I began to clean the house, disinfecting the surfaces with Zal. Len folded his wife’s clothes into piles on the bed. I could see that he was getting upset.
‘I’ll do that for you,’ I said.
‘She’s still here. I can feel her.’
I ironed Lily’s dresses and put them back in her wardrobe. Later that night I found one of her scarves under Martin’s pillow. I think he wanted the smell of his mother, the soap and the talcum powder, the scent of Evening in Paris. When he thought no one was looking he carried it round and hugged it. I should have stopped him but I didn’t have the heart.
I asked him to help with the meals so he’d have something to do rather than mope around the place getting in my way. I couldn’t cook like Lily but I did my best. When we didn’t have fish we had corned-beef croquettes, sausage pancakes and brisket roundabout.
One day I asked Martin to start mincing the leftovers from the Sunday roast for a shepherd’s pie but he made a right mess of it. The mincer wasn’t secure to the edge of the table and it kept slipping away and falling on to the floor. Neither of us could screw the nuts tight enough, and when the mincer came off it banged into Martin’s hand and cut his knuckles.
Len was reading the paper and trying to ignore us but when it happened a third time he lost his temper.
‘For God’s sake. Let me do it. I never can get any peace in this house.’
Blood from Martin’s knuckles was dripping on to the remaining pink of the meat. ‘I can’t help it, Dad …’
‘Get your fingers away.
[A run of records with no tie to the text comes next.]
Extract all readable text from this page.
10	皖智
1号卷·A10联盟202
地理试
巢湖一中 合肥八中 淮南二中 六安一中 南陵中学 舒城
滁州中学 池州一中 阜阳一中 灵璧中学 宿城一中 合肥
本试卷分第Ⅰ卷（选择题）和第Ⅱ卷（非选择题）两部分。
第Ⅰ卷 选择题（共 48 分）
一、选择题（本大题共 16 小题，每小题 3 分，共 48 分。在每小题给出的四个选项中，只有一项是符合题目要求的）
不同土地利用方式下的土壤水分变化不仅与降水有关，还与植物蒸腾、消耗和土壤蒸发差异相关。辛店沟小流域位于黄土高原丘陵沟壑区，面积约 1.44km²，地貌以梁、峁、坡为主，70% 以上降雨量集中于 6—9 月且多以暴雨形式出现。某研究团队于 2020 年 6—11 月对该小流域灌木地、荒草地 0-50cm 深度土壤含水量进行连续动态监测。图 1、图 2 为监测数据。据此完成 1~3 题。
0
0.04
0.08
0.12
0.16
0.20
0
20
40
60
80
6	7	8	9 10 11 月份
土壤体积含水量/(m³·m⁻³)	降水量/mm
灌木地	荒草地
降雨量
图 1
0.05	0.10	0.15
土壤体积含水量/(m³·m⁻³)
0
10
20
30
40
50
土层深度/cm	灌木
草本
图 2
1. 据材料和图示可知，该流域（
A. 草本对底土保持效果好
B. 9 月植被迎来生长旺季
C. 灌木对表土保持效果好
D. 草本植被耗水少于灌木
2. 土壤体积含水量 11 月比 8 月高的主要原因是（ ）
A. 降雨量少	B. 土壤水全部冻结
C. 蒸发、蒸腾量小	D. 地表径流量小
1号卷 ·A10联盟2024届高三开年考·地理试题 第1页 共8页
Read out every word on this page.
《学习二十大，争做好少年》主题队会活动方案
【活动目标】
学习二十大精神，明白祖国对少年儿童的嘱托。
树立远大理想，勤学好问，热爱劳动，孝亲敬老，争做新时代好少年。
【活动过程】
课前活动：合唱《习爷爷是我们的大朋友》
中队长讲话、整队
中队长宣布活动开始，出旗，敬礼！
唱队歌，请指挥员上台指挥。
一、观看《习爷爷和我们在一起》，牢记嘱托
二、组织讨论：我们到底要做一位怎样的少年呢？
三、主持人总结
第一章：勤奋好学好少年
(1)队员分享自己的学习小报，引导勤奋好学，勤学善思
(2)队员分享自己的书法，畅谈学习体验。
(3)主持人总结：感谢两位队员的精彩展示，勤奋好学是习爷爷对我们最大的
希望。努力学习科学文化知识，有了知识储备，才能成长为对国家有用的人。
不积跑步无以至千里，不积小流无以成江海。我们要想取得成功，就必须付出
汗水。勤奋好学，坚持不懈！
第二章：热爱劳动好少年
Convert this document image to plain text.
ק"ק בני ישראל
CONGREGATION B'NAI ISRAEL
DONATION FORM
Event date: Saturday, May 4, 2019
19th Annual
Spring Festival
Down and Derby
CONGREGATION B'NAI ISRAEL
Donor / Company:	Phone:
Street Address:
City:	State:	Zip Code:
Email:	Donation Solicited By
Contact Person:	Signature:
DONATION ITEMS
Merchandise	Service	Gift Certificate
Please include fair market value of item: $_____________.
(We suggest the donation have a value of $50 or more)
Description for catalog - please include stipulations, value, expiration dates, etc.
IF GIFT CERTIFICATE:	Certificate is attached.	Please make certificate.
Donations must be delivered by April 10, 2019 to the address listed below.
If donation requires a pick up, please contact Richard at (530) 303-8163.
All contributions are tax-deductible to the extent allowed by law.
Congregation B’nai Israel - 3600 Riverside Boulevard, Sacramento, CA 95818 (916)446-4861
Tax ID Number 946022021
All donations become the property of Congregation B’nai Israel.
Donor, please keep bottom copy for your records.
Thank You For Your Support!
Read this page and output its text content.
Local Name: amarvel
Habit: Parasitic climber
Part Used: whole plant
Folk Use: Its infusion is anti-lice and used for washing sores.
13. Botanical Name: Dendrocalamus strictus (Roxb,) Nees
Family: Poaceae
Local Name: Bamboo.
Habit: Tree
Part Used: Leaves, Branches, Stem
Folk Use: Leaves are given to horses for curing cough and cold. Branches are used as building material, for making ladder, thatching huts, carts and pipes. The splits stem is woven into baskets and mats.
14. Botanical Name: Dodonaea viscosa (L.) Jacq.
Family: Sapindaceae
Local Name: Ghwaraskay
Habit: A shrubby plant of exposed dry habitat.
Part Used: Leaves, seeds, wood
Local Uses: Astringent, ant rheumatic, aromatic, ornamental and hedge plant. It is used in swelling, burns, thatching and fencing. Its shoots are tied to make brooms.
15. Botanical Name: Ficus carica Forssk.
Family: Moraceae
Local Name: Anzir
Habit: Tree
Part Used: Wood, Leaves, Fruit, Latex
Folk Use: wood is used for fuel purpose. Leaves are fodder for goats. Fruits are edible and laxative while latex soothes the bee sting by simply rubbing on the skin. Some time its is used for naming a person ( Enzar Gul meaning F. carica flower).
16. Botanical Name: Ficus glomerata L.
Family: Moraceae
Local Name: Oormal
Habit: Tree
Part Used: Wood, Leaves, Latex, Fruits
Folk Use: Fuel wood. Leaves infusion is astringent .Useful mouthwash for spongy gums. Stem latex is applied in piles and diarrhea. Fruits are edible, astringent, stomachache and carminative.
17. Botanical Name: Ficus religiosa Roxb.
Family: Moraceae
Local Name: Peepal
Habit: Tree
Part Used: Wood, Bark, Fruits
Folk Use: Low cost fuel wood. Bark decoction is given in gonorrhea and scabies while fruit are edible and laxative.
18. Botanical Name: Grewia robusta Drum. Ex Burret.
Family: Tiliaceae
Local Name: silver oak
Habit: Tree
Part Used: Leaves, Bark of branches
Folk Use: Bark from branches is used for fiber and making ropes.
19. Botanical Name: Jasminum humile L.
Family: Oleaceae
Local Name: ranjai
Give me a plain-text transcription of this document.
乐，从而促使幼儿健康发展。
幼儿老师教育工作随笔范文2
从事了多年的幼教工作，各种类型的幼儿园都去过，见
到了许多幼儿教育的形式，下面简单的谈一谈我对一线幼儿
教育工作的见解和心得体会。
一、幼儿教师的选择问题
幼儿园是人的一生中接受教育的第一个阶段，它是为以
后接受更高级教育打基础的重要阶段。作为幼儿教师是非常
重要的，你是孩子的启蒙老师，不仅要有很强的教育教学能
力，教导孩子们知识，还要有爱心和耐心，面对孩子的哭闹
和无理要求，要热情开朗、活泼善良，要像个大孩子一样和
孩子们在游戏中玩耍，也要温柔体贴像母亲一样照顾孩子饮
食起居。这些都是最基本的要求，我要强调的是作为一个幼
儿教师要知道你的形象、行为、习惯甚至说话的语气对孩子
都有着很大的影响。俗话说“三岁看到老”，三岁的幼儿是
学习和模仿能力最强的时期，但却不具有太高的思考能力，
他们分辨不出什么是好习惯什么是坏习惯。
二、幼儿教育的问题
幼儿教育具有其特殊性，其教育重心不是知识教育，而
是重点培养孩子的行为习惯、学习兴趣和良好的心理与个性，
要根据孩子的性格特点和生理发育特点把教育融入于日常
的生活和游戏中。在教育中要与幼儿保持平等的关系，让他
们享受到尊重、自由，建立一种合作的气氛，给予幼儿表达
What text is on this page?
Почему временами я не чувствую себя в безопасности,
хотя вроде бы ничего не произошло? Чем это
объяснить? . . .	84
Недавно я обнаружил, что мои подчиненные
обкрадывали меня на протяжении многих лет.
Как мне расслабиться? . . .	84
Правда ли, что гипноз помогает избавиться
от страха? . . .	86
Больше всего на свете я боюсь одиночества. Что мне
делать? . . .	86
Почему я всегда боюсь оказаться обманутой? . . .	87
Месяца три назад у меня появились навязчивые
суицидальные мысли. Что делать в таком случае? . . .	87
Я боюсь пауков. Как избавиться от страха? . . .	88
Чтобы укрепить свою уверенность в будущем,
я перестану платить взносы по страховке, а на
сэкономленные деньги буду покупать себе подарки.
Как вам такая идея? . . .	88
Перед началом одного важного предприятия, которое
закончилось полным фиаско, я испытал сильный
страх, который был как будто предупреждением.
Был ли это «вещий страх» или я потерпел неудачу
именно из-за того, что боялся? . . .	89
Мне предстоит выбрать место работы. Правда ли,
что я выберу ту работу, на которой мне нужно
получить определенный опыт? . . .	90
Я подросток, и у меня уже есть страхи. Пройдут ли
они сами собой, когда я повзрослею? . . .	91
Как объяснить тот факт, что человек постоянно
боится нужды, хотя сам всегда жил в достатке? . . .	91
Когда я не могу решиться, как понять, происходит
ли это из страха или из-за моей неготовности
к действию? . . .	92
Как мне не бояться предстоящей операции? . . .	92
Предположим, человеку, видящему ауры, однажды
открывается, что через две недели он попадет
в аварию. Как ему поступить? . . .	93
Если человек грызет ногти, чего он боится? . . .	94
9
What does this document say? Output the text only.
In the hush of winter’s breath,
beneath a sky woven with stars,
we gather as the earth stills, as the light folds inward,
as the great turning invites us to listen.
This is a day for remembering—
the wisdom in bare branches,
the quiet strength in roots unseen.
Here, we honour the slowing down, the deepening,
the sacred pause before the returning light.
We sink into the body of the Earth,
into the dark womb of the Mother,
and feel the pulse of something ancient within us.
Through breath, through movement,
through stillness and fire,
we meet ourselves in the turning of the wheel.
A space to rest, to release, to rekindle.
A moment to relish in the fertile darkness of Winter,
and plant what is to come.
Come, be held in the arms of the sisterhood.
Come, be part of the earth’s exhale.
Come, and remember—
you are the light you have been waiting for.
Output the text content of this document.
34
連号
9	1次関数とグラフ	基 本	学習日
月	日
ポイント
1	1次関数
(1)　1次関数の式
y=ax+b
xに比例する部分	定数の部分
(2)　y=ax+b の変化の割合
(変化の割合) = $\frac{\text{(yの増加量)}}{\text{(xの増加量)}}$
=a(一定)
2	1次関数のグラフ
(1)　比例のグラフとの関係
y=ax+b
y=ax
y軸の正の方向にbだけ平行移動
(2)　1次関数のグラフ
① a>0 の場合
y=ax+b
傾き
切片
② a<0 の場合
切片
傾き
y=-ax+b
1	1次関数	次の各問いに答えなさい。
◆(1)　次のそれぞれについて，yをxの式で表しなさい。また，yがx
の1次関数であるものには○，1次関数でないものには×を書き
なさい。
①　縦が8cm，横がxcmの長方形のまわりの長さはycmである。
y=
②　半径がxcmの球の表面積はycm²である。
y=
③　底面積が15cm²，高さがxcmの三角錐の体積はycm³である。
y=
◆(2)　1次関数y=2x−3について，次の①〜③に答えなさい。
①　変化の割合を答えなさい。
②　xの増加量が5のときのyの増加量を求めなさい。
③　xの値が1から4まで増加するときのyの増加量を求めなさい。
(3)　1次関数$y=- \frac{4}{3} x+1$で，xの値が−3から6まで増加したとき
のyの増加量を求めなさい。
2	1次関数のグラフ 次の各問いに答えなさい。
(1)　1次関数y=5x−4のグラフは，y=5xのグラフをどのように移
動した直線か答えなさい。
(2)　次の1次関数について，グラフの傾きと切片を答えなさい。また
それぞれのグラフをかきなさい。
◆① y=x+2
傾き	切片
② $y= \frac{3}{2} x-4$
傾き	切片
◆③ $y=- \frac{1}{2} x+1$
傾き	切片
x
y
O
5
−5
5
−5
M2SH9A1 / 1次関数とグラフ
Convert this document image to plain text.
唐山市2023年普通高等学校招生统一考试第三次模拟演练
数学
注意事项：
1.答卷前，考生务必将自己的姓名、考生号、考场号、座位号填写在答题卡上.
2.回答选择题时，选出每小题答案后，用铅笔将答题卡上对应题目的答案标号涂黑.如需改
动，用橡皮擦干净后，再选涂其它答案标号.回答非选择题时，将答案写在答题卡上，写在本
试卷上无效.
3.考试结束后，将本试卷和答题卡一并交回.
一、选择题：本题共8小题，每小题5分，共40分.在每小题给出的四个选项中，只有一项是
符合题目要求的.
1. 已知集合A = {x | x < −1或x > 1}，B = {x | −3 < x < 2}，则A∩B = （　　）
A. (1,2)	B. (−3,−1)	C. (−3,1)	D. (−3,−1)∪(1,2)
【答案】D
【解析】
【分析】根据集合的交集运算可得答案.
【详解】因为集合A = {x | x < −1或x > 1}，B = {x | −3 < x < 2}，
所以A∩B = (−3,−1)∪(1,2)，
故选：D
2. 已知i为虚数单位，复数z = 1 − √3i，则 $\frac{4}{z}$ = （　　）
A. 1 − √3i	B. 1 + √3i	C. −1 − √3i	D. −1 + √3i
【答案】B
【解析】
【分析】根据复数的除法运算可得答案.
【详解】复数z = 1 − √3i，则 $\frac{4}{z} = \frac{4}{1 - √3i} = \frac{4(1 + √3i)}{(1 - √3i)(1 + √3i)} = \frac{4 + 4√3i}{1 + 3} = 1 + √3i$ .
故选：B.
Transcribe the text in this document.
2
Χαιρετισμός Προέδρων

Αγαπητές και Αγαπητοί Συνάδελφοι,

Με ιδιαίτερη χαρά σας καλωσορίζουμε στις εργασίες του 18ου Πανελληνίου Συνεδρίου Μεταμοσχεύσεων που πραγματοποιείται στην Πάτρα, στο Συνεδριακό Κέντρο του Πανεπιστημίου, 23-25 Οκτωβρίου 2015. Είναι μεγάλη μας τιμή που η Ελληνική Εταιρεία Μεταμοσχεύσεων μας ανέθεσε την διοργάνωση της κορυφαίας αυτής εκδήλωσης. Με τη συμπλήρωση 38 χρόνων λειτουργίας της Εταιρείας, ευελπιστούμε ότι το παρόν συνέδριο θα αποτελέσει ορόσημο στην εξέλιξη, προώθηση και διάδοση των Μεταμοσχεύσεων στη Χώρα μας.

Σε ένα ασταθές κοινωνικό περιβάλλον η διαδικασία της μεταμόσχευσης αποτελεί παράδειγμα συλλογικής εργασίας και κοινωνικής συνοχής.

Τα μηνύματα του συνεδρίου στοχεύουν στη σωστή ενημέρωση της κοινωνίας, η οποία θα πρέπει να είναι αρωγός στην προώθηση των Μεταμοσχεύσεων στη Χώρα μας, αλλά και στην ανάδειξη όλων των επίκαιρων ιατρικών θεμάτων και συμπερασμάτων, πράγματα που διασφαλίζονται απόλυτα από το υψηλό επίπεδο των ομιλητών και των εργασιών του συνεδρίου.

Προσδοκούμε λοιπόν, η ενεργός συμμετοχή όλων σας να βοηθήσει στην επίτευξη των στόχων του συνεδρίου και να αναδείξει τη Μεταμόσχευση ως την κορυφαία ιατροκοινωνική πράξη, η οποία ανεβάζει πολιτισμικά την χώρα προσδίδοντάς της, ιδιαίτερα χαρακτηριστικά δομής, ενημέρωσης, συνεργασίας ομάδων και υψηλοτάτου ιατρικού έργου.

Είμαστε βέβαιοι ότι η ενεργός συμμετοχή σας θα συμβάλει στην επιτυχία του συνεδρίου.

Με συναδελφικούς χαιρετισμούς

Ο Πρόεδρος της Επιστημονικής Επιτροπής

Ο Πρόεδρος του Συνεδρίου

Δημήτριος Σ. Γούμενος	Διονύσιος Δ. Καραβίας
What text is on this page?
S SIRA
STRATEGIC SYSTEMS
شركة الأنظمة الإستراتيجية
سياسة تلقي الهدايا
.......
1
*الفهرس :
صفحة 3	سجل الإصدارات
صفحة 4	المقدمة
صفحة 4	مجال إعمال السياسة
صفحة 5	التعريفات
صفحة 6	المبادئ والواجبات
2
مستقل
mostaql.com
Can’t you do anything?’
‘He’s a child, Len, a child.’
‘You’re just as bad. Couldn’t you see it was going to fall off?’
‘Well, thank you very much,’ I said. ‘You can make your own dinner.’
I took off Lily’s apron and went over to the sink to wash my hands.
‘No, Vi, stop.’
‘I know when I’m not wanted …’
‘You are wanted, Vi. You know that …’
‘
Don’t think you can sweet-talk your way out of it now. I know you, Len Turner …’
He came round behind me and put his arms round my waist. ‘Always want you, Vi …’
‘Stop that. Not in front of the boy.’
I could see Martin staring at us all judgemental and he didn’t look away at all. I think he was waiting for us to stop and get back to the cooking.
‘Go on, Martin,’ I said. ‘Have a play outside.’
‘It’s cold.’
‘You always say that. You need a bit of air. Have a kick about with the football. Imagine you’re at White Hart Lane.’
‘You play with me, Dad.’
‘I’ve just got in, son. Just kick it against the wall. But don’t make too much noise about it …’
Martin stopped staring and went out into the corridor. It wasn’t easy living in that house but I knew Len needed me. I just had to be patient. I would do my best and, if that wasn’t enough, I’d retire gracefully and let other women do the cooking and the housework. After all, there were plenty of volunteers. I wasn’t the only lady in Len’s life.
Martin
The house filled with women who were not my mother. They came to boil up potatoes, fry cod in batter and bake jam roly-poly. They chopped carrots, rolled out suet and whipped up milk jellies as Dad sat down to his Daily Express and milky tea.
I watched the women measuring out flour on the scales, pouring it into the pale-yellow mixing bowl, asking me to pass the sifter or the egg beater, and I wished they would go away so that I could close my eyes and open them to see Mum back home again.